Entonces, sin previo aviso, sucedió. Las compuertas se abrieron. Los feligreses entraron a raudales. Antes de que la congregación terminara de decir “Amén”, esta miniiglesia rural de Texas se transformó en la megaiglesia de las megaiglesias. Así es como sucedió todo. A través de las vidrieras y el techo inclinado, los serafines descendieron en picado desde perchas celestiales. Cada uno lucía seis alas: con dos cubrían sus rostros, y con dos cubrían sus pies, y con dos volaban. Y alrededor del santuario cantaban unos a otros: “Santo, santo, santo es el Señor de los ejércitos; toda la tierra está llena de su gloria!” Los cimientos de St. John se estremecieron con el sonido de sus voces. Toda la iglesia nadaba con el humo del incienso. Pero eso fue solo el comienzo. Los querubines volaron hacia abajo desde la ciudad celestial. No los lindos y regordetes ángeles de las obras de arte, sino guerreros varoniles que se colocaron como centinelas alrededor del santuario. Cantaron a todo pulmón las palabras de los himnos, agregaron sus Amén a las palabras divinas leídas y predicadas ese día. Pero los ángeles no estaban solos. Con ellos llegaron innumerables santos. Hombres y mujeres que habían peleado la buena batalla, terminado la carrera y llegado a la gloria. Pero aquí estaban, de vuelta en San Juan en este día del Señor.  

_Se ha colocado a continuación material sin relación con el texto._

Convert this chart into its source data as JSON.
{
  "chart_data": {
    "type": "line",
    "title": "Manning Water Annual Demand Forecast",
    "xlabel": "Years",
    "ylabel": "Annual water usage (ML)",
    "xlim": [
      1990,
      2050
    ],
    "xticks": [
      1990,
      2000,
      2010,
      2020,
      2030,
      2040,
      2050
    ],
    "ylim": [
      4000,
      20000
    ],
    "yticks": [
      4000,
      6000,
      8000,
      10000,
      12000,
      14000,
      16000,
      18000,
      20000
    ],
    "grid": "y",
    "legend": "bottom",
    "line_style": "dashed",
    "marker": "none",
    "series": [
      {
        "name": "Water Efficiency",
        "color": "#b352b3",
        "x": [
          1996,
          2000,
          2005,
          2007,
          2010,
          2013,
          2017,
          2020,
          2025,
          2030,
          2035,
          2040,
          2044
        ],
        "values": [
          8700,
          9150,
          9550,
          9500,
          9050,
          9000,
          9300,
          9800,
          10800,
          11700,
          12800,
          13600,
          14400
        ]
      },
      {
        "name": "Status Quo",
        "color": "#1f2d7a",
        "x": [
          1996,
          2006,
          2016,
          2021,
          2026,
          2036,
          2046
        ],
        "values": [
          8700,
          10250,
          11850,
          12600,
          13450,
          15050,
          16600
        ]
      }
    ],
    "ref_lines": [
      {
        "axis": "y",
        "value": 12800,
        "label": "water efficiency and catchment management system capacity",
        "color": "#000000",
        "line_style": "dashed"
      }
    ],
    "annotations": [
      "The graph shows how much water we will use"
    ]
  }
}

Agregaron sus voces al coro terrenal de granjeros y ganaderos y entrenadores y maestros que aún recorren el camino hacia la Jerusalén celestial. Los bancos estaban llenos. Espacio de pie sólo en los pasillos. Algunos se encaramaron en las vigas y miraron hacia abajo con miradas serenas sobre el altar. Allí, maravilla de las maravillas, había un trono. Y en ese trono estaba un Cordero, inmolado pero vivo, sacrificado pero resucitado. Todos los rostros de todos los adoradores, angélicos y humanos, terrenales y celestiales, estaban fijos en su rostro. Allí contemplaron el rostro del Todopoderoso misericordioso. Con ángeles y arcángeles y con toda la compañía del cielo, la gente de San Juan alababa y glorificaba el nombre de ese Cordero, su Señor Jesús, ese día. Las canciones sagradas sacudieron el edificio mientras los coros unían sus voces. La Cena del Señor fue una comida de reunión. La gente en la tierra y los santos en el cielo cenaron en la fiesta de las fiestas y la bebida que sacia la sed más profunda. Fue un día para recordar. Un día para repetir.  

El domingo siguiente volvería a suceder. Y luego otra vez. Esta pequeña iglesia rural estaría repleta de adoradores de reinos visibles e invisibles, todos mezclados en la adoración del Cordero cuyo reino no tiene fin. Así fue como una pequeña congregación rural se convirtió de la noche a la mañana en una megaiglesia. Sin siquiera intentarlo. Se reunieron alrededor de la palabra de Jesús, comieron su comida, cantaron sus canciones.

Y Jesús apareció, todos los domingos, con todo el cielo a lo largo del viaje.